Here’s an example Secrets spec:
# secret.yml
apiVersion: v1
kind: Secret
metadata:
name: aws-secrets
namespace: kubeflow
data:
AWS_ACCESS_KEY_ID: <AWS_ACCESS_KEY_ID value encoded with base64>
AWS_SECRET_ACCESS_KEY: <AWS_SECRET_ACCESS_KEY value encoded with base64>
type: Opaque
Note
Kubeflow uses kubeflow
as the default namespace.
You can use the following command to encode AWS keys to base64:
$ echo -n <original_key> | base64
Run the following commands to deploy the Kubernetes Secrets to the kubeflow
namespace and check that it was created:
$ kubectl create -f secret.yml
$ kubectl get secrets aws-secrets -n kubeflow
You can find more information about AWS configuration in the Kubeflow Pipelines documentation.
Upload workflow spec and execute runs¶
Once a Kubernetes Secrets is deployed, upload the workflow spec <package_name>.yaml
to Kubeflow. Below is the example of how to upload and execute the Kubeflow Pipelines through the UI (see how to open the pipelines dashboard).
First, go to “Pipelines” on the left panel, and click “Upload pipeline”, and you will see the following page to upload your workflow spec.
Once you have uploaded the workflow spec, go to “Experiments”, and select the pipeline you want to run in the following page.
Once the run execution is complete, you can see the status of your pipeline graph.

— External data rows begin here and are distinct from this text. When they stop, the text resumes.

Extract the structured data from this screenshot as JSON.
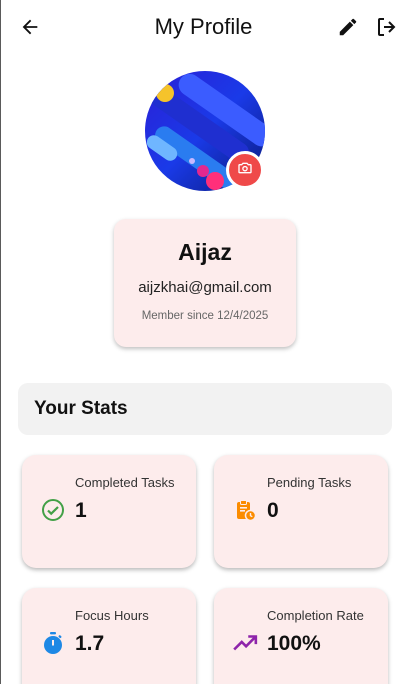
{
  "header": {
    "title": "My Profile",
    "back_icon": "arrow-back-icon",
    "edit_icon": "pencil-icon",
    "logout_icon": "logout-icon"
  },
  "profile": {
    "name": "Aijaz",
    "email": "aijzkhai@gmail.com",
    "member_since": "Member since 12/4/2025",
    "camera_icon": "camera-icon"
  },
  "stats": {
    "heading": "Your Stats",
    "cards": [
      {
        "label": "Completed Tasks",
        "value": "1",
        "icon": "check-circle-icon",
        "color": "#43a047"
      },
      {
        "label": "Pending Tasks",
        "value": "0",
        "icon": "clipboard-clock-icon",
        "color": "#fb8c00"
      },
      {
        "label": "Focus Hours",
        "value": "1.7",
        "icon": "stopwatch-icon",
        "color": "#1e88e5"
      },
      {
        "label": "Completion Rate",
        "value": "100%",
        "icon": "trending-up-icon",
        "color": "#8e24aa"
      }
    ]
  },
  "colors": {
    "card_bg": "#fdecec",
    "camera_badge": "#ef4949",
    "stats_header_bg": "#f2f2f2"
  }
}
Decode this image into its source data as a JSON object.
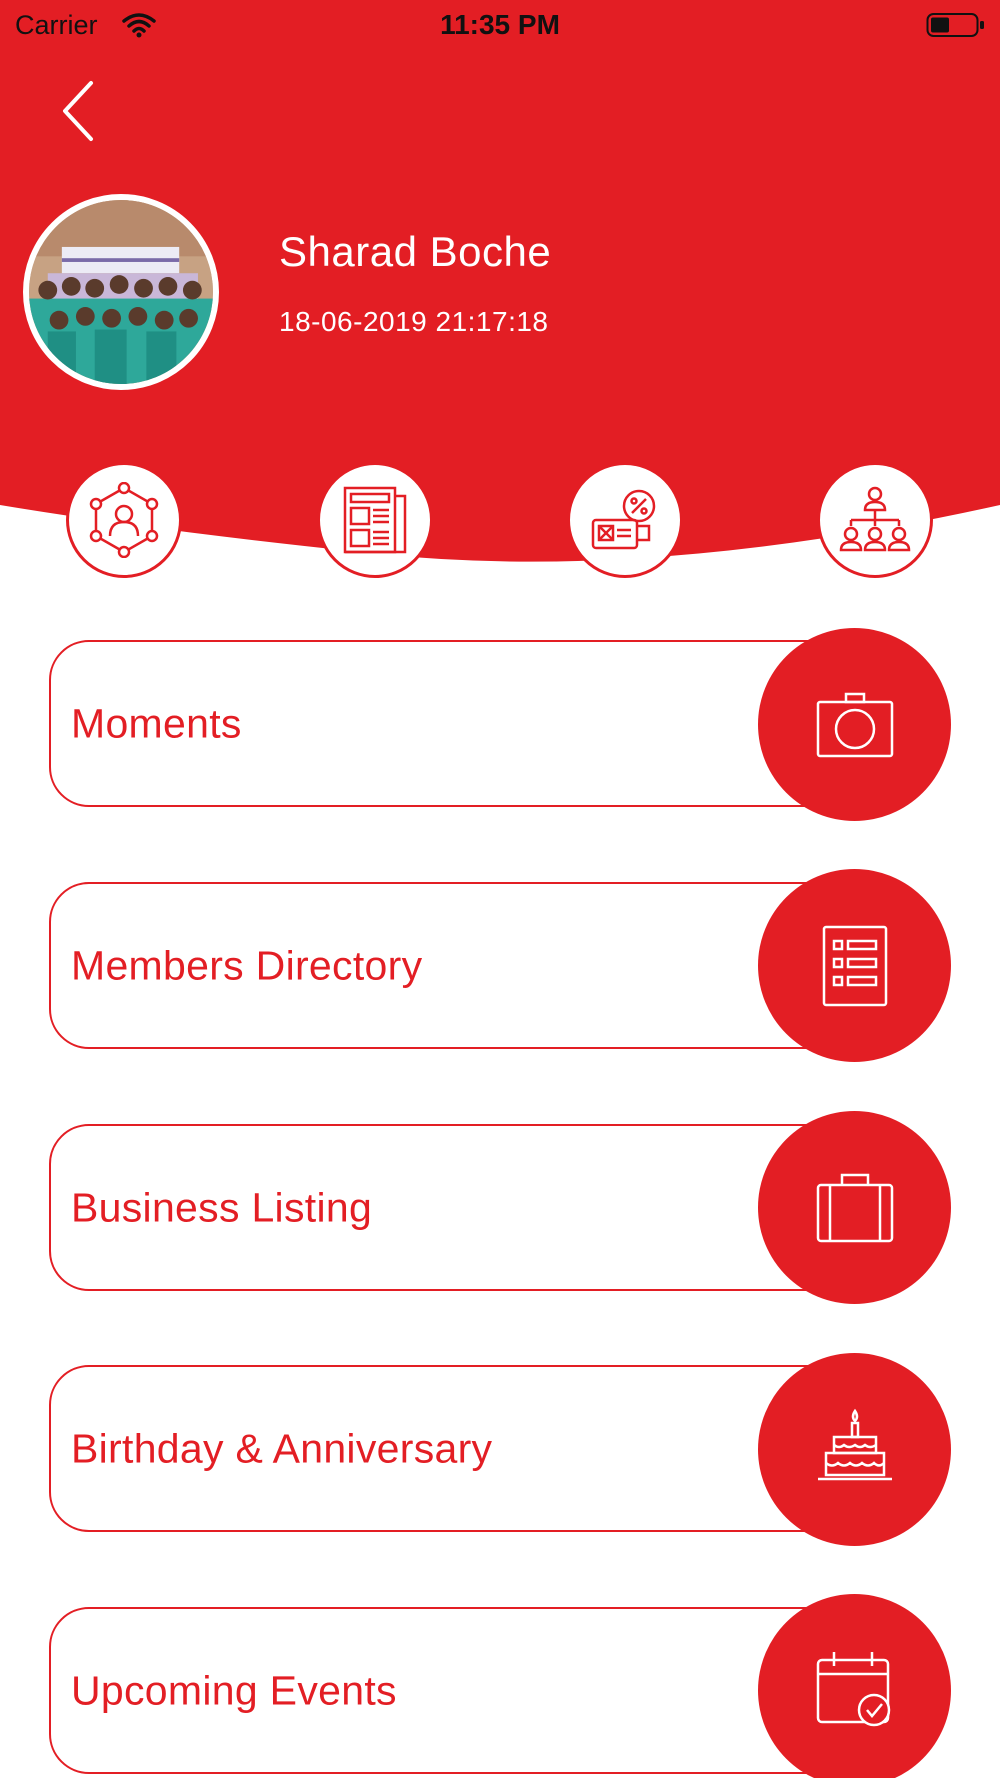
{
  "status_bar": {
    "carrier": "Carrier",
    "time": "11:35 PM"
  },
  "profile": {
    "name": "Sharad Boche",
    "timestamp": "18-06-2019 21:17:18"
  },
  "quick_actions": [
    {
      "icon": "network-people-icon"
    },
    {
      "icon": "newspaper-icon"
    },
    {
      "icon": "offers-discount-icon"
    },
    {
      "icon": "organization-chart-icon"
    }
  ],
  "menu": [
    {
      "label": "Moments",
      "icon": "camera-icon"
    },
    {
      "label": "Members Directory",
      "icon": "directory-list-icon"
    },
    {
      "label": "Business Listing",
      "icon": "briefcase-icon"
    },
    {
      "label": "Birthday & Anniversary",
      "icon": "birthday-cake-icon"
    },
    {
      "label": "Upcoming Events",
      "icon": "calendar-check-icon"
    }
  ],
  "colors": {
    "primary": "#e31e24",
    "background": "#ffffff",
    "text_on_primary": "#ffffff"
  }
}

In order to clean up your Kubeflow pipelines, go to “Pipelines” on the left panel, select the pipeline you want to delete, and delete the pipeline.
A Kubernetes Secrets can be removed with the following command.
kubectl delete secrets aws-secrets -n kubeflow
You can find more information about Kubeflow Pipelines in the official documentation.